San Pedro Springs Park which has also been known as just “San Pedro Park” in the past, is (depending on how you count) the second-oldest public park in the United States.  The land where San Pedro Springs Park currently is was set aside for public use by the King of Spain in 1729, making it 95 years younger than the oldest public park in the United States, Boston Common.  The “depending on how you count” is because the Trust for Public Land, which apparently uses different criteria for “park” places San Pedro Springs Park at tenth-oldest.  Either way, though, San Pedro Springs Park is one of the oldest parks in the country.

Humans have been living in and around the area that is now San Pedro Springs Park for millennia.  When the Spaniards arrived in 1709, the area was home to a Coahuiltecan tribe known as the Payaya.  The Spaniards knew a good thing when they saw it, so they decided to move in there, as well.  Unfortunately, there were two groups of Spaniards — soldiers and Franciscan missionaries and there was apparently some kind of conflict between them.  Eventually, the missionaries set up on one side of the river and the soldiers on the other.  This is the first of the missions named for San Antonio de Padua (the final one of these is the Alamo).  The mission was moved to the other side of the river, then to where St. Joseph’s Church is today (I must remember the link when I get to writing up St. Joseph’s), and then to its final location.

In what is likely to be the most confusing sentence I will ever write, parks today aren’t what they were then.  Parks started out as land for sort of general public use.  Boston Common, the oldest park in the United States, was originally a field where residents could graze their cattle.  And so it was with San Pedro Springs Park.  The original use was primarily for travelers, however.  The travelers would let their animals eat and drink and refill their water containers in this area.  It wouldn’t become a park as we recognize the term until 1864.

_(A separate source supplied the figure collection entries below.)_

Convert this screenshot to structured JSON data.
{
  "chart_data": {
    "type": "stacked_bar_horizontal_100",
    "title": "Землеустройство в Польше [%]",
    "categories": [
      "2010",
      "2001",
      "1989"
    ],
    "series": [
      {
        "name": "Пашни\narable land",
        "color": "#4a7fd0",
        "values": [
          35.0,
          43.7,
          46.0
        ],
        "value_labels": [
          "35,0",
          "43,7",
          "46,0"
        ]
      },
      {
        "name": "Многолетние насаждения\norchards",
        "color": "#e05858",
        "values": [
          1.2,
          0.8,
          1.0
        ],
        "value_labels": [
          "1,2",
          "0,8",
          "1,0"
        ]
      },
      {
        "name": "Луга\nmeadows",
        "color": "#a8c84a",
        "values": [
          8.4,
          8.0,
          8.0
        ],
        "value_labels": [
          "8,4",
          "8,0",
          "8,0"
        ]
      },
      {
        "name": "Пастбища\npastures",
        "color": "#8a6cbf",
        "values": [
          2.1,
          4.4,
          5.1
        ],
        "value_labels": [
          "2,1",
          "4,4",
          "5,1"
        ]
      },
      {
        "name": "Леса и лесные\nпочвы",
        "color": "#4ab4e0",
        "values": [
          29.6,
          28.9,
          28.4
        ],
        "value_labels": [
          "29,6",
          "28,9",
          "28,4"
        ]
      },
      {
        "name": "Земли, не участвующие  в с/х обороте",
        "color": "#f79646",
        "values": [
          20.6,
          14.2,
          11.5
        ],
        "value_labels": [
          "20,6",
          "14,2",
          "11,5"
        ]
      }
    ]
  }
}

Prior to 1864, one tenant of the land that is now San Pedro Springs Park was the military.  Because of this history, the stone house in the park is generally thought of as an old fort or possibly a storage building for weapons.  No one is sure where the building, generally known as the “Block House” was built, but a 1909 photograph shows a building that was already apparently old, and the architectural style looks to be from the mid-1800s.

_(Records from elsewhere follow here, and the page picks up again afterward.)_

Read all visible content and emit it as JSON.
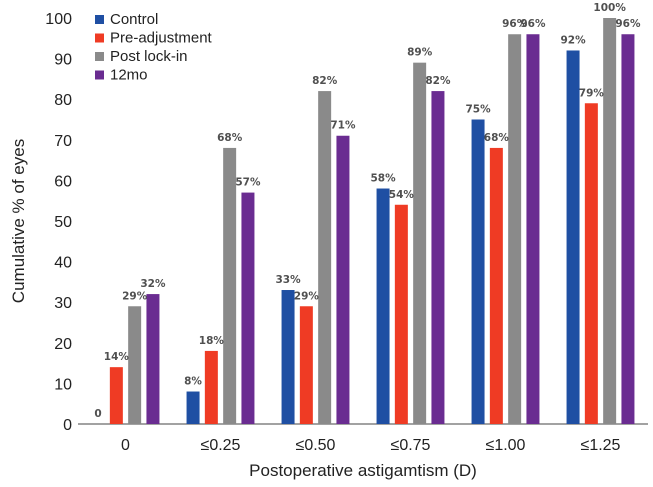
{
  "chart_data": {
    "type": "bar",
    "xlabel": "Postoperative astigamtism (D)",
    "ylabel": "Cumulative % of eyes",
    "ylim": [
      0,
      100
    ],
    "yticks": [
      0,
      10,
      20,
      30,
      40,
      50,
      60,
      70,
      80,
      90,
      100
    ],
    "grid": false,
    "legend_position": "top-left",
    "categories": [
      "0",
      "≤0.25",
      "≤0.50",
      "≤0.75",
      "≤1.00",
      "≤1.25"
    ],
    "series": [
      {
        "name": "Control",
        "color": "#1f4fa3",
        "values": [
          0,
          8,
          33,
          58,
          75,
          92
        ],
        "labels": [
          "0",
          "8%",
          "33%",
          "58%",
          "75%",
          "92%"
        ]
      },
      {
        "name": "Pre-adjustment",
        "color": "#ef3b24",
        "values": [
          14,
          18,
          29,
          54,
          68,
          79
        ],
        "labels": [
          "14%",
          "18%",
          "29%",
          "54%",
          "68%",
          "79%"
        ]
      },
      {
        "name": "Post lock-in",
        "color": "#8a8a8a",
        "values": [
          29,
          68,
          82,
          89,
          96,
          100
        ],
        "labels": [
          "29%",
          "68%",
          "82%",
          "89%",
          "96%",
          "100%"
        ]
      },
      {
        "name": "12mo",
        "color": "#6a2c91",
        "values": [
          32,
          57,
          71,
          82,
          96,
          96
        ],
        "labels": [
          "32%",
          "57%",
          "71%",
          "82%",
          "96%",
          "96%"
        ]
      }
    ]
  }
}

Among the uses that we are sure the military put the land to was the garrisoning of soldiers and stabling camels that the Army attempted to use in military campaigns.  The park was also a prisoner-of-war camp during the Civil War.

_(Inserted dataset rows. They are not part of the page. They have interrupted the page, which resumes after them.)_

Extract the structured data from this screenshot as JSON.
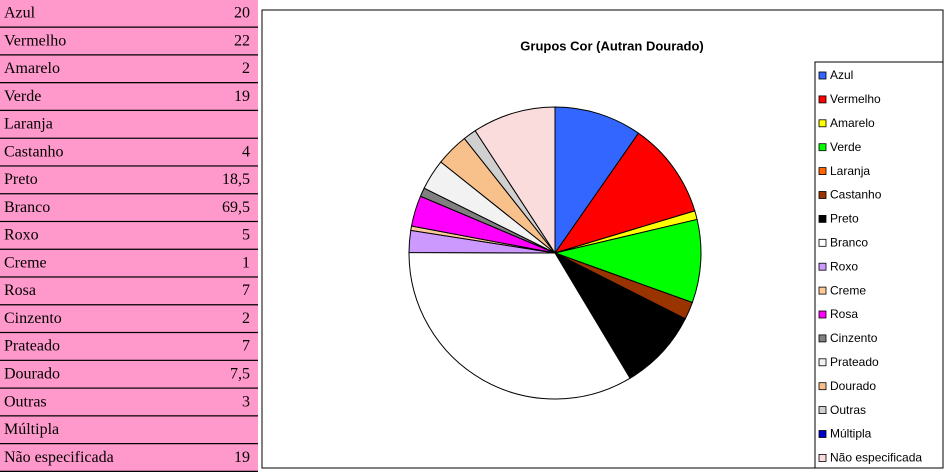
{
  "chart_data": {
    "type": "pie",
    "title": "Grupos Cor (Autran Dourado)",
    "categories": [
      "Azul",
      "Vermelho",
      "Amarelo",
      "Verde",
      "Laranja",
      "Castanho",
      "Preto",
      "Branco",
      "Roxo",
      "Creme",
      "Rosa",
      "Cinzento",
      "Prateado",
      "Dourado",
      "Outras",
      "Múltipla",
      "Não especificada"
    ],
    "values": [
      20,
      22,
      2,
      19,
      null,
      4,
      18.5,
      69.5,
      5,
      1,
      7,
      2,
      7,
      7.5,
      3,
      null,
      19
    ],
    "value_labels": [
      "20",
      "22",
      "2",
      "19",
      null,
      "4",
      "18,5",
      "69,5",
      "5",
      "1",
      "7",
      "2",
      "7",
      "7,5",
      "3",
      null,
      "19"
    ],
    "colors": [
      "#3366ff",
      "#ff0000",
      "#ffff00",
      "#00ff00",
      "#ff6600",
      "#993300",
      "#000000",
      "#ffffff",
      "#cc99ff",
      "#ffcc99",
      "#ff00ff",
      "#808080",
      "#f2f2f2",
      "#f8c08a",
      "#d0d0d0",
      "#0000cc",
      "#fbdcdc"
    ],
    "legend": "right"
  }
}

In 1864, a man named Jacob Duerler took over the park.  He got a license to use the park for 20 years in exchange for fixing the damage done by the soldiers (and the camels) during the years when the military used the park.  Duerler opened up a number of amusements including a fish pond and a bar.  Duerler died 10 years into the 20-year period, and eventually his son-in-law took over. His son-in-law mismanaged the property and so when he wanted to break the lease early, the city allowed it.  A new tenant, Frederick Kerbel, took over and made still more improvements to the park, including landscaping and the addition of a “grotto,” generally thought to be a summer home, which stands there today, and which looks kind of like a very large statue of Cousin Itt from The Addams Family.

When Kerbel’s lease expired, the city took over management of the park.  Some of the buildings built during the era when the park was let to tenants remained, including the grotto and a strange star-shaped structure that originally had a fountain in the center.

When I first moved to San Antonio, the park had not been renovated for a long time and it looked sort of post-apocalyptic.  They have done quite a lot of renovation, including upgrades to the swimming pool and the addition of a small skateboarding park.  The park has a lot more visitors these days than I saw in my first visits, which is lovely to see.

Since San Pedro Springs Park is a historic landmark, there are some places that are not handicap accessible.  For example, the photo at the top of the page was taken at the top of a flight of stairs.  The top of that sort of bluff thing is accessible by a sloped path, however.  The “shallow end” of the pool actually is a ramp that leads into the pool, making the pool itself handicap accessible (though I’m not sure about taking one’s wheelchair into the pool itself), from what I have read.